Tag Archives: graph databases

The next big thing, part 3: Taking the relational out of relational databases

Part of an ongoing series.

The relational database is an extremely powerful tool. But sometimes data isn’t very relational, and sometimes transactional, relational, integrity is not as important as it is for, say, a bank. This is one reason why so many sites can get away with mySQL backed by myISAM tables — they’re fine if you’re read-heavy and data integrity is not mission-critical.

Some new projects have sprung up which provide key-value stores or simpler kinds of databases without all the overhead and inflexibility of a relational database.

On the other hand, sometimes data is way more interrelated than a traditional relational database is prepared to handle. Sometimes different kinds of items (i.e. rows) in a database can be related to many other kinds of items in that database, and sometimes end users can create not just new items or new relationships, but new kinds of relationships between items. This type of database is called a graph database, and there are also projects pushing the boundaries of relational in this completely opposite direction.

Pretty much everywhere I interviewed back in February 2008 was either building their own graph database, working on an existing one, or repurposing a relational database (or, in one case, a search backend), to kinda, sorta behave like one. The w3c, not one to be left behind when there’s a specification to be written, is even working on a SQL-inspired query language intended to search them1.

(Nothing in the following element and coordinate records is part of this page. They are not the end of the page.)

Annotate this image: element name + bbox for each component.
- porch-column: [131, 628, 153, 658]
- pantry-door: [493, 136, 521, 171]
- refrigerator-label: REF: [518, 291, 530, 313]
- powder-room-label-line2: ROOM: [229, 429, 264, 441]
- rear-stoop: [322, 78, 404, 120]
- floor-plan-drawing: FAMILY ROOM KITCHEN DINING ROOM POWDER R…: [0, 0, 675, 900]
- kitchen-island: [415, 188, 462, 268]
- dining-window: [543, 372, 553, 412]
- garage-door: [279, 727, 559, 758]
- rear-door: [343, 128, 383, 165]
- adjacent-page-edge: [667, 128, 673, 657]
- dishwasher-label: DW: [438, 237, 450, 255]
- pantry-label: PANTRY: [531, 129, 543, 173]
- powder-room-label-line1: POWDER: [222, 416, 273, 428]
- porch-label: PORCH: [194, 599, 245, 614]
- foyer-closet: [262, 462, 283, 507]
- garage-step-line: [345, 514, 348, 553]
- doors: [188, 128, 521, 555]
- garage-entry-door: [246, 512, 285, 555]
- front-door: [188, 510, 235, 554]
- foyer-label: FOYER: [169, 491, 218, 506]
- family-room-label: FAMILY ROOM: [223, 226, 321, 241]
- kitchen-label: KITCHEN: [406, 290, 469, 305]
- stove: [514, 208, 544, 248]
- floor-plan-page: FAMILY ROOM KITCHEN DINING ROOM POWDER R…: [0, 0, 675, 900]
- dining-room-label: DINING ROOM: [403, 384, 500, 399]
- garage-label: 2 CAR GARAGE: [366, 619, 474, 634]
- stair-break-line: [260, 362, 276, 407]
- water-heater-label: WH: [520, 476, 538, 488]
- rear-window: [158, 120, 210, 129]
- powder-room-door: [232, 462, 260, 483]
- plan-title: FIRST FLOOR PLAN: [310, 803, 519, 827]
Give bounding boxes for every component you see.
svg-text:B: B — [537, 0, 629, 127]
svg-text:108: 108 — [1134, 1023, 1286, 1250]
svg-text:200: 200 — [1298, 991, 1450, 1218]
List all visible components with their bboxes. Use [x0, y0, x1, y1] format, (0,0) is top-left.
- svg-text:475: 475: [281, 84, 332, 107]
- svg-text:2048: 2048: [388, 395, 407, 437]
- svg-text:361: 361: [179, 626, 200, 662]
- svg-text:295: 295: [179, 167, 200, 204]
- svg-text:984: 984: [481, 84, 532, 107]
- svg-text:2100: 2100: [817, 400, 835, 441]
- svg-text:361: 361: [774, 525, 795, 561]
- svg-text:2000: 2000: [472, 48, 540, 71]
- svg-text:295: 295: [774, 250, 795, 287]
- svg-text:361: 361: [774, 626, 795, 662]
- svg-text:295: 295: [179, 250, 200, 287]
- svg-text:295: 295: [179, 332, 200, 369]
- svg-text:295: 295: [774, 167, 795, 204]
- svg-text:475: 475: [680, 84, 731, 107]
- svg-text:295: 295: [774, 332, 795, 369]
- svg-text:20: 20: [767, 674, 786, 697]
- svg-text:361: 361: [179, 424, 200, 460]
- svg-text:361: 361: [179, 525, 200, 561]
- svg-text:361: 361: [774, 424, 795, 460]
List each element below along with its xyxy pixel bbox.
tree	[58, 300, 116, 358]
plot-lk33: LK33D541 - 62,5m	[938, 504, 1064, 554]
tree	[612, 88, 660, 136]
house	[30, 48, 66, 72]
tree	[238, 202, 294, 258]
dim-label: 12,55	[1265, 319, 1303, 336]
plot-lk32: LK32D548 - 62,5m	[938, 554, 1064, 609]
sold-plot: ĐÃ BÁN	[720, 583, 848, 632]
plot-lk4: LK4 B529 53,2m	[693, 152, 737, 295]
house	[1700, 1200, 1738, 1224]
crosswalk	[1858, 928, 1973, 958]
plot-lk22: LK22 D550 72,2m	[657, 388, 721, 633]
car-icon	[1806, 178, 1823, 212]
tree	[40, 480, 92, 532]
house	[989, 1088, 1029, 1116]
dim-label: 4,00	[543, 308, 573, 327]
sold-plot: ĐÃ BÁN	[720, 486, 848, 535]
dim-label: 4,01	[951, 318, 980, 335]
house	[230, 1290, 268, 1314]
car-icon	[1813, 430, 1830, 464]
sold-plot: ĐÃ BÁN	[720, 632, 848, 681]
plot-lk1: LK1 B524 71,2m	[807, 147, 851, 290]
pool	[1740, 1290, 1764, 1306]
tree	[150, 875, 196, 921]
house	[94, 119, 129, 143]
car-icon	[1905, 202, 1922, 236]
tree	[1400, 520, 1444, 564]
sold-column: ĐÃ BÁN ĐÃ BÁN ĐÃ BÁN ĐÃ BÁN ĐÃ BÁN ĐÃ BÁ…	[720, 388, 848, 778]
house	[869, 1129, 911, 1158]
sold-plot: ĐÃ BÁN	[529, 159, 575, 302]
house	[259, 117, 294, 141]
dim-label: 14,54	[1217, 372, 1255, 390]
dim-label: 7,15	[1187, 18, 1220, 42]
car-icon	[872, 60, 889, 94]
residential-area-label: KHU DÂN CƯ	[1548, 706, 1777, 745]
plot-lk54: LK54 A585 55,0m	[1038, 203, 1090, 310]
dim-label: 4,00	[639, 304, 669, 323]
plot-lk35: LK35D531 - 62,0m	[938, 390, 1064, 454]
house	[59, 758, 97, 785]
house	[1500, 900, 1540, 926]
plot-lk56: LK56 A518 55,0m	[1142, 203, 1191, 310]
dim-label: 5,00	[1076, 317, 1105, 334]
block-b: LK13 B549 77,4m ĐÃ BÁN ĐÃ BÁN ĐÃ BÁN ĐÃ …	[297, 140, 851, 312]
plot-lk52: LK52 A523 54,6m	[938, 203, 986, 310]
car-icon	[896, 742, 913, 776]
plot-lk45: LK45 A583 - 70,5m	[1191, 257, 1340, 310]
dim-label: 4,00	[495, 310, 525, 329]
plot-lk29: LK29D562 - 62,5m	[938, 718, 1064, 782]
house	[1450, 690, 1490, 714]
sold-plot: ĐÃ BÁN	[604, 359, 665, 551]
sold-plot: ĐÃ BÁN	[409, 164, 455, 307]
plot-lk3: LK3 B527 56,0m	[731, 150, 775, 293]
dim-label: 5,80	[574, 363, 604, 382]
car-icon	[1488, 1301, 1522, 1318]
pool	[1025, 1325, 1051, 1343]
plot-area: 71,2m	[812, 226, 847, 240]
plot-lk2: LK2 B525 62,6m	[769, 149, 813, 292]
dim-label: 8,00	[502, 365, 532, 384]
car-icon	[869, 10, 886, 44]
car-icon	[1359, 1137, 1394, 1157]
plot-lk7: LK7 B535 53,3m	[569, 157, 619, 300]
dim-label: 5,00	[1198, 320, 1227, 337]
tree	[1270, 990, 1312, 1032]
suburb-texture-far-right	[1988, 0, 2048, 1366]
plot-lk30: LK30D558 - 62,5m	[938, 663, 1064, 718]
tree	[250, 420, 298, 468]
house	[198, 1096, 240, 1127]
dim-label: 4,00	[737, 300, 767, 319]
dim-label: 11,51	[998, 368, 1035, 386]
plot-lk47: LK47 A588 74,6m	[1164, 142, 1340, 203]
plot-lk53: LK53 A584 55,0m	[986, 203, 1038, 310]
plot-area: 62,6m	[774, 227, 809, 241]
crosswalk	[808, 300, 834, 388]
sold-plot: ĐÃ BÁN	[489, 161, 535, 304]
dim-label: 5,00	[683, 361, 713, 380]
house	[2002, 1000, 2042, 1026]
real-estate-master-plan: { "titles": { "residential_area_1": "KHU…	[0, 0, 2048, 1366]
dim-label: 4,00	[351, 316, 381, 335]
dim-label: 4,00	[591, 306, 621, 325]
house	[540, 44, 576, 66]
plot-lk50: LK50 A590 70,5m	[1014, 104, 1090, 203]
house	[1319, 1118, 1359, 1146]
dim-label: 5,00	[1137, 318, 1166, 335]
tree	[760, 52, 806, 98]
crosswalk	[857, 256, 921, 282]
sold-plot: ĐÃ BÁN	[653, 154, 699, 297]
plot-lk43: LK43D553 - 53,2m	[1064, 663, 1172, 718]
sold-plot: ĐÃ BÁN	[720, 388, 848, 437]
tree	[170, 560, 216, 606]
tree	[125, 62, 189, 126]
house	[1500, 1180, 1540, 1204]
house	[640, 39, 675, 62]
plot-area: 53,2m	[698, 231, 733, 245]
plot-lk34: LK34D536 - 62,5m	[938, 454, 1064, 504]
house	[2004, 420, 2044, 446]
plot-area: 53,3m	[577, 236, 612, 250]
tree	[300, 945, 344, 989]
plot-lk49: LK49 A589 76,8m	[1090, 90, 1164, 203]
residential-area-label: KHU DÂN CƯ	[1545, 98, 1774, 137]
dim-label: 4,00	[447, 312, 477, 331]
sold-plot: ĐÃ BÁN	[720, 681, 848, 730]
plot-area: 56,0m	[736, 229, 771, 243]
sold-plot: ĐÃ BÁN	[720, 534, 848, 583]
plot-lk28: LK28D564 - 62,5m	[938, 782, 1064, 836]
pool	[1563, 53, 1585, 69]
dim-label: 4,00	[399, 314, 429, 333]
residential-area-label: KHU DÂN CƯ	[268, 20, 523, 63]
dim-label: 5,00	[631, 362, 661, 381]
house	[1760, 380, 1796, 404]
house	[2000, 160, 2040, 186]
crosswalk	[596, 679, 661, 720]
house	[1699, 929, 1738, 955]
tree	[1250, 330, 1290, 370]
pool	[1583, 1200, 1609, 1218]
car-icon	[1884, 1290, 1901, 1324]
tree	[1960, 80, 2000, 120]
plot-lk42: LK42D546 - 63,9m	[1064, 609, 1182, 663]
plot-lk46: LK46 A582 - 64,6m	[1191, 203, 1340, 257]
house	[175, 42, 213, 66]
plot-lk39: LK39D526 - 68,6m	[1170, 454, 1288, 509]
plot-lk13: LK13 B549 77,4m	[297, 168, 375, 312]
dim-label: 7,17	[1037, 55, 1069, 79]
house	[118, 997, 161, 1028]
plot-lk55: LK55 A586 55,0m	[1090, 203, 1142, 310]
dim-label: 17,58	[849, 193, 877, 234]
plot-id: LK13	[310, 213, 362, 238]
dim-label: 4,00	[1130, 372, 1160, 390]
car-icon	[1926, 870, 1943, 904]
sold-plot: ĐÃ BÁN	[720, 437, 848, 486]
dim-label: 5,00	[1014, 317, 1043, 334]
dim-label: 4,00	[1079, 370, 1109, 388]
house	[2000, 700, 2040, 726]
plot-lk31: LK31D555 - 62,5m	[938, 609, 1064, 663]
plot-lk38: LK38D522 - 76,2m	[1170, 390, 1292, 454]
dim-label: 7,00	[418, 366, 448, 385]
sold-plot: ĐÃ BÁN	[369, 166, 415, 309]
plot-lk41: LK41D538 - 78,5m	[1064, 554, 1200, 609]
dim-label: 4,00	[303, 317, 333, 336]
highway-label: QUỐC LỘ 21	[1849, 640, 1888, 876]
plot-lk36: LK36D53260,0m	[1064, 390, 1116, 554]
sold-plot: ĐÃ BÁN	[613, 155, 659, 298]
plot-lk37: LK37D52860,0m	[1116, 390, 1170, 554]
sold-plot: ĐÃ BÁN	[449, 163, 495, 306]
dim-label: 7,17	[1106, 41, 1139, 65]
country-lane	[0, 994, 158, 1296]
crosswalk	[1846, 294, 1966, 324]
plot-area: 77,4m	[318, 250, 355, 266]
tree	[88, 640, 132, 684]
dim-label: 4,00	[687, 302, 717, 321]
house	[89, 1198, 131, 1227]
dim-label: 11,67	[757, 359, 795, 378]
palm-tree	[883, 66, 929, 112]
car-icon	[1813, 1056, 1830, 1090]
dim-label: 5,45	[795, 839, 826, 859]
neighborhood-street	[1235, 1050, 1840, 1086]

Most applications have some combination of totally un-relational data that can go in a key-value store, some strictly relational data that belongs in a SQL database, and some flexible, highly relational data that belongs in a graph database.

What will happen when these alternative databases start giving traditional relational databases a run for their money? Well, sharding, caching, and normalization all start to sound a lot more complex when the data is in a few different kinds of databases — but then again, maybe optimization won’t be as necessary if a single SQL database isn’t doing all the heavy lifting. Object-relational mappers (and the web frameworks that use them) might need to talk to, and abstract away from, different kinds of databases2.

And the different types of data won’t always be easily separated along table boundaries. Maybe these different types of databases will talk to each other, or maybe they will mature into über-databases that understand lots of different types of data relationships.

But the monolithic, strictly relational, master SQL database is eventually going to go the way of Cobol3.

  1. Of course, if it’s anything like other technologies designed by the w3c, it’s a steaming pile. []
  2. Some can already handle talking to multiple SQL databases, and of course there’s two-phase commit. []
  3. Or Kobol. []